O Estado de S.Paulo 18 de janeiro de 2014 | 2h 05
OPINIÃO
O Ministério Público Federal entrou com uma ação para obrigar os líderes da greve de policiais militares (PMs) na Bahia em 2012 a desfazer a associação que os representa. A ação pede ainda que a União seja ressarcida pelos grevistas da despesa que teve para cuidar da segurança pública do Estado com o envio de 4 mil soldados do Exército - calcula-se o montante em R$ 15,8 milhões. É espantoso que essa questão ainda não tenha sido resolvida conforme manda a lei, isto é, que os grevistas já não tenham sido devidamente punidos. Ao observarmos o histórico desse caso - e o fato de que o principal líder da greve, o ex-PM Marcos Prisco, não só escapou da Justiça, como é hoje vereador bem votado em Salvador - fica clara a absurda leniência do Estado brasileiro.
Durante 12 dias de 2012, a PM da Bahia cruzou os braços, exigindo plano de carreira e melhoria das condições de trabalho. O caráter sindical do movimento ficou ainda mais evidente com o protagonismo da Associação de Policiais e Bombeiros e de seus Familiares no Estado da Bahia (Aspra), dirigida por Prisco. Como a Constituição proíbe a greve e a sindicalização de militares, o movimento foi claramente ilegal - sem mencionar o fato de que seus associados, pagos para manter a ordem, cometeram inúmeros atos de vandalismo e violência ao longo do protesto, fazendo periclitar ainda mais o Estado de Direito.
Além da situação trabalhista dos PMs, o caso serviu para evidenciar o problema da falta de regulamentação do direito de greve no serviço público - que, para entidades de servidores, numa interpretação esdrúxula da Constituição, deveria se estender aos militares. A regulamentação é necessária justamente para conciliar a livre ação das organizações sindicais e suas reivindicações com as necessidades da sociedade.
No entanto, passados tantos anos da promulgação da Constituição, o assunto ainda está pendente no Congresso, por se tratar de tema com explosivo potencial político. A Constituição, em seu artigo 37, diz que o direito de greve dos servidores será exercido conforme lei complementar - que exige maioria absoluta do Congresso para ser aprovada. Em 1998, foi aprovada uma emenda que suprimiu a exigência de lei complementar e, em seu lugar, passou a exigir lei específica, cuja aprovação depende apenas de quórum equivalente à aprovação de legislação ordinária. Nem assim a regulamentação foi editada.

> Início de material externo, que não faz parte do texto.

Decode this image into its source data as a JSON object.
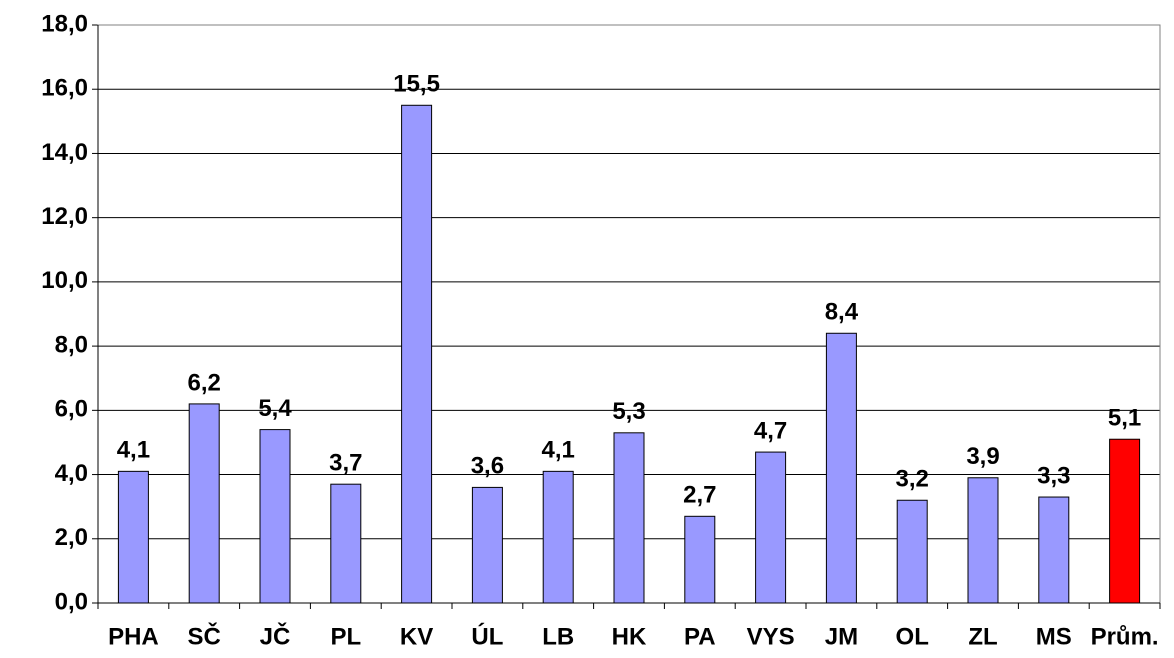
{
  "chart_data": {
    "type": "bar",
    "categories": [
      "PHA",
      "SČ",
      "JČ",
      "PL",
      "KV",
      "ÚL",
      "LB",
      "HK",
      "PA",
      "VYS",
      "JM",
      "OL",
      "ZL",
      "MS",
      "Prům."
    ],
    "values": [
      4.1,
      6.2,
      5.4,
      3.7,
      15.5,
      3.6,
      4.1,
      5.3,
      2.7,
      4.7,
      8.4,
      3.2,
      3.9,
      3.3,
      5.1
    ],
    "value_labels": [
      "4,1",
      "6,2",
      "5,4",
      "3,7",
      "15,5",
      "3,6",
      "4,1",
      "5,3",
      "2,7",
      "4,7",
      "8,4",
      "3,2",
      "3,9",
      "3,3",
      "5,1"
    ],
    "colors": [
      "#9999ff",
      "#9999ff",
      "#9999ff",
      "#9999ff",
      "#9999ff",
      "#9999ff",
      "#9999ff",
      "#9999ff",
      "#9999ff",
      "#9999ff",
      "#9999ff",
      "#9999ff",
      "#9999ff",
      "#9999ff",
      "#ff0000"
    ],
    "ylim": [
      0,
      18
    ],
    "yticks": [
      {
        "value": 0,
        "label": "0,0"
      },
      {
        "value": 2,
        "label": "2,0"
      },
      {
        "value": 4,
        "label": "4,0"
      },
      {
        "value": 6,
        "label": "6,0"
      },
      {
        "value": 8,
        "label": "8,0"
      },
      {
        "value": 10,
        "label": "10,0"
      },
      {
        "value": 12,
        "label": "12,0"
      },
      {
        "value": 14,
        "label": "14,0"
      },
      {
        "value": 16,
        "label": "16,0"
      },
      {
        "value": 18,
        "label": "18,0"
      }
    ],
    "grid": true
  }
}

Diante disso, e conforme o que a Constituição lhe faculta em caso de omissão do Legislativo em questões de amplo interesse, o Supremo Tribunal Federal (STF), provocado em 2007, decidiu se posicionar. Para dar forma ao direito de greve dos servidores, aceitou como parâmetro a lei que baliza esse direito na iniciativa privada, adaptando-a às particularidades dos serviços públicos, enfatizando especialmente a necessidade da manutenção desses serviços.
A decisão do STF vale até que o Congresso saia de sua letargia e regulamente a questão. "Esse tema é um fio desencapado sobre o qual ninguém quis se posicionar até hoje", disse o deputado Jorginho Mello (PSDB-SC), relator de uma das diversas propostas que se arrastam na Câmara. A presidente Dilma Rousseff, preocupada com os efeitos políticos das sucessivas greves no funcionalismo, quis priorizar a aprovação da regulamentação, mas o principal obstáculo está em seu próprio quintal - as centrais sindicais ligadas ao PT.
No caso dos PMs, porém, não existe nenhuma dúvida: a greve e a sindicalização dos policiais militares, assim como dos militares do Exército, da Marinha e da Aeronáutica, ferem o artigo 142 da Constituição. O espírito da lei é óbvio: a atividade da PM diz respeito à manutenção da ordem e do Estado de Direito e, portanto, não pode ser passível de interrupção.
Mas a espantosa leniência política que cerca esse assunto tem se traduzido em decisões estapafúrdias, como a anistia aos PMs envolvidos na greve de 2012 e o arquivamento de uma ação que o Ministério Público Estadual da Bahia moveu para fechar a Aspra, a tal associação de PMs baianos que, na prática, funciona como seu sindicato. Espera-se, agora, que o Ministério Público Federal tenha melhor sorte ao tentar fazer com que, enfim, a lei seja cumprida.